Adelle Rawluk

An Act of Unfolding combines painting, sculpture, construction, and repurposed textiles with found and shared objects. In the scattered fragments of a lived and loved place, the space of a home melds into that of a shrine in which items, belongings and moments are encased with honour, as icons and sacred symbols of self.

Within the fluidity of time and the unreliability of recollection, memory and meaning become a coalescence of moments, objects, and stories. The preservation of meaning is marked by the transference of sacred devotion towards the mundane and ordinary. Objects become markers and icons of the stories that compile the framework of personal being.

Decorated and filled with pre-loved belongings that transcend a clear placement in time, An Act of Unfolding exists as an amalgamation of moments and memories. In the echo of a home, a sense of the sacred arises from the remnants of lives lived.

About

Adelle Rawluk (she/they) is a multidisciplinary artist living and working on Treaty 1 Territory in Winnipeg, Manitoba. Combining oil painting, textiles, and sculpture with found and shared objects, her work explores ideas of memory, longing, and mourning. Blending a tangible and physical reality with the distortions of the uncanny, remembrance and the placement of personal meaning are explored in dream-like compositions.

Artist Statement

I am a multidisciplinary artist living and working on Treaty 1 Territory in Winnipeg, Manitoba. My work combines painting, textiles, and sculpture with found and shared objects and materials in pursuit of an understanding of memory, longing, and mourning. Blending a tangible and physical reality with the distortions of the uncanny, remembrance and the placement of personal meaning are explored in dream-like compositions.
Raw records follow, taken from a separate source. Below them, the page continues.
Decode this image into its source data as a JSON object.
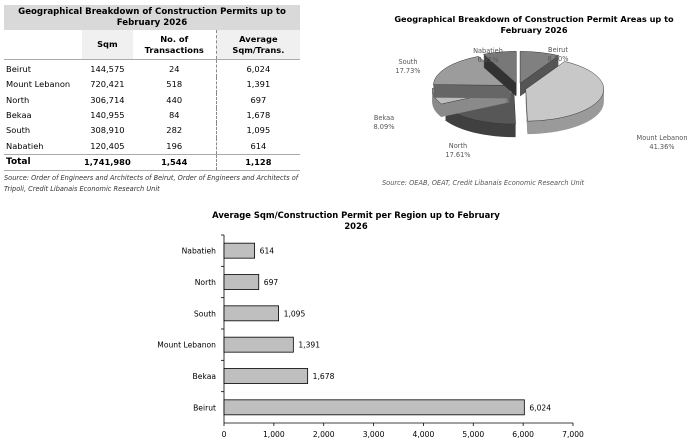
{
  "table": {
    "title": "Geographical Breakdown of Construction Permits up to February 2026",
    "headers": [
      "",
      "Sqm",
      "No. of Transactions",
      "Average Sqm/Trans."
    ],
    "rows": [
      [
        "Beirut",
        "144,575",
        "24",
        "6,024"
      ],
      [
        "Mount Lebanon",
        "720,421",
        "518",
        "1,391"
      ],
      [
        "North",
        "306,714",
        "440",
        "697"
      ],
      [
        "Bekaa",
        "140,955",
        "84",
        "1,678"
      ],
      [
        "South",
        "308,910",
        "282",
        "1,095"
      ],
      [
        "Nabatieh",
        "120,405",
        "196",
        "614"
      ]
    ],
    "total": [
      "Total",
      "1,741,980",
      "1,544",
      "1,128"
    ],
    "source": "Source: Order of Engineers and Architects of Beirut, Order of Engineers and Architects of Tripoli, Credit Libanais Economic Research Unit"
  },
  "chart_data": [
    {
      "type": "pie",
      "title": "Geographical Breakdown of Construction Permit Areas up to February 2026",
      "slices": [
        {
          "label": "Beirut",
          "pct": "8.30%",
          "value": 8.3,
          "top": "#808080",
          "side": "#555555"
        },
        {
          "label": "Mount Lebanon",
          "pct": "41.36%",
          "value": 41.36,
          "top": "#c8c8c8",
          "side": "#9a9a9a"
        },
        {
          "label": "North",
          "pct": "17.61%",
          "value": 17.61,
          "top": "#575757",
          "side": "#404040"
        },
        {
          "label": "Bekaa",
          "pct": "8.09%",
          "value": 8.09,
          "top": "#bdbdbd",
          "side": "#8a8a8a"
        },
        {
          "label": "South",
          "pct": "17.73%",
          "value": 17.73,
          "top": "#9c9c9c",
          "side": "#666666"
        },
        {
          "label": "Nabatieh",
          "pct": "6.91%",
          "value": 6.91,
          "top": "#787878",
          "side": "#333333"
        }
      ],
      "source": "Source: OEAB, OEAT, Credit Libanais Economic Research Unit"
    },
    {
      "type": "bar",
      "orientation": "horizontal",
      "title": "Average Sqm/Construction Permit per Region up to February 2026",
      "categories": [
        "Nabatieh",
        "North",
        "South",
        "Mount Lebanon",
        "Bekaa",
        "Beirut"
      ],
      "values": [
        614,
        697,
        1095,
        1391,
        1678,
        6024
      ],
      "value_labels": [
        "614",
        "697",
        "1,095",
        "1,391",
        "1,678",
        "6,024"
      ],
      "xlim": [
        0,
        7000
      ],
      "xticks": [
        "0",
        "1,000",
        "2,000",
        "3,000",
        "4,000",
        "5,000",
        "6,000",
        "7,000"
      ],
      "bar_color": "#bfbfbf"
    }
  ]
}
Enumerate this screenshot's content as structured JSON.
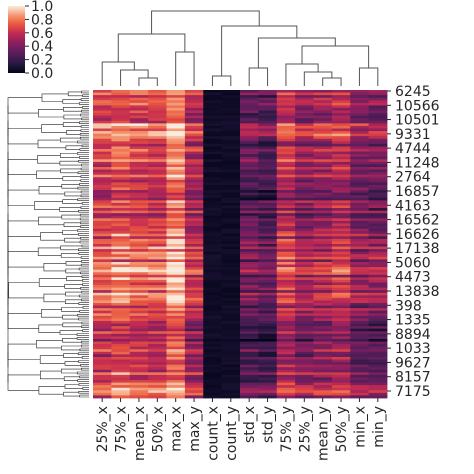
{
  "chart_data": {
    "type": "heatmap",
    "title": "",
    "columns": [
      "25%_x",
      "75%_x",
      "mean_x",
      "50%_x",
      "max_x",
      "max_y",
      "count_x",
      "count_y",
      "std_x",
      "std_y",
      "75%_y",
      "25%_y",
      "mean_y",
      "50%_y",
      "min_x",
      "min_y"
    ],
    "row_labels": [
      "6245",
      "10566",
      "10501",
      "9331",
      "4744",
      "11248",
      "2764",
      "16857",
      "4163",
      "16562",
      "16626",
      "17138",
      "5060",
      "4473",
      "13838",
      "398",
      "1335",
      "8894",
      "1033",
      "9627",
      "8157",
      "7175"
    ],
    "colorbar": {
      "min": 0.0,
      "max": 1.0,
      "ticks": [
        "0.0",
        "0.2",
        "0.4",
        "0.6",
        "0.8",
        "1.0"
      ]
    },
    "column_mean_values": [
      0.66,
      0.72,
      0.68,
      0.65,
      0.82,
      0.55,
      0.02,
      0.04,
      0.32,
      0.26,
      0.58,
      0.45,
      0.5,
      0.55,
      0.4,
      0.38
    ],
    "colormap": "rocket",
    "dendrogram_rows": true,
    "dendrogram_columns": true,
    "grid": false
  }
}
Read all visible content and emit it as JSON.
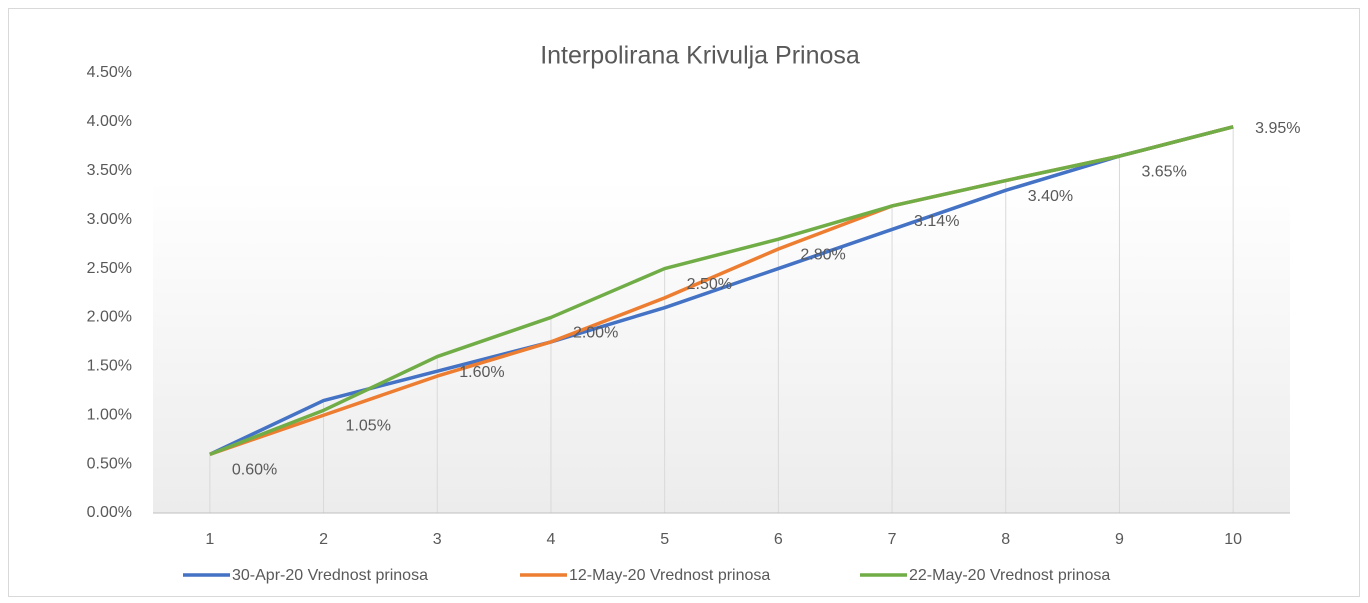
{
  "chart_data": {
    "type": "line",
    "title": "Interpolirana Krivulja Prinosa",
    "categories": [
      1,
      2,
      3,
      4,
      5,
      6,
      7,
      8,
      9,
      10
    ],
    "series": [
      {
        "name": "30-Apr-20 Vrednost prinosa",
        "color": "#4472c4",
        "values": [
          0.6,
          1.15,
          1.45,
          1.75,
          2.1,
          2.5,
          2.9,
          3.3,
          3.65,
          3.95
        ]
      },
      {
        "name": "12-May-20 Vrednost prinosa",
        "color": "#ed7d31",
        "values": [
          0.6,
          1.0,
          1.4,
          1.75,
          2.2,
          2.7,
          3.14,
          3.4,
          3.65,
          3.95
        ]
      },
      {
        "name": "22-May-20 Vrednost prinosa",
        "color": "#70ad47",
        "values": [
          0.6,
          1.05,
          1.6,
          2.0,
          2.5,
          2.8,
          3.14,
          3.4,
          3.65,
          3.95
        ],
        "value_labels": [
          "0.60%",
          "1.05%",
          "1.60%",
          "2.00%",
          "2.50%",
          "2.80%",
          "3.14%",
          "3.40%",
          "3.65%",
          "3.95%"
        ]
      }
    ],
    "ylim": [
      0,
      4.5
    ],
    "yticks": [
      {
        "value": 0,
        "label": "0.00%"
      },
      {
        "value": 0.5,
        "label": "0.50%"
      },
      {
        "value": 1,
        "label": "1.00%"
      },
      {
        "value": 1.5,
        "label": "1.50%"
      },
      {
        "value": 2,
        "label": "2.00%"
      },
      {
        "value": 2.5,
        "label": "2.50%"
      },
      {
        "value": 3,
        "label": "3.00%"
      },
      {
        "value": 3.5,
        "label": "3.50%"
      },
      {
        "value": 4,
        "label": "4.00%"
      },
      {
        "value": 4.5,
        "label": "4.50%"
      }
    ],
    "legend": "bottom"
  }
}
Within the fluidity of time and the unreliability of recollection, memory and meaning become a coalescence of moments, objects, and stories. The preservation of meaning is marked by the transference of devotion towards the mundane and ordinary. Objects become markers and icons of the stories that compile the framework of personal being. Materials as symbols of the people, places, and things that are or once were.

In the ambiguity of recollection, thoughts, feelings, and the remnants of the individual become scattered. Through an amalgamation of materials, compositions are rendered and created as if from dreams, creating simultaneous feelings of discomfort and familiarity in the unity of the known and unknown. In the preservation of self and the placement of meaning, belongings, places, and things become items of honour. In what is loved and what is forgotten, a sense of the sacred is found in the secular.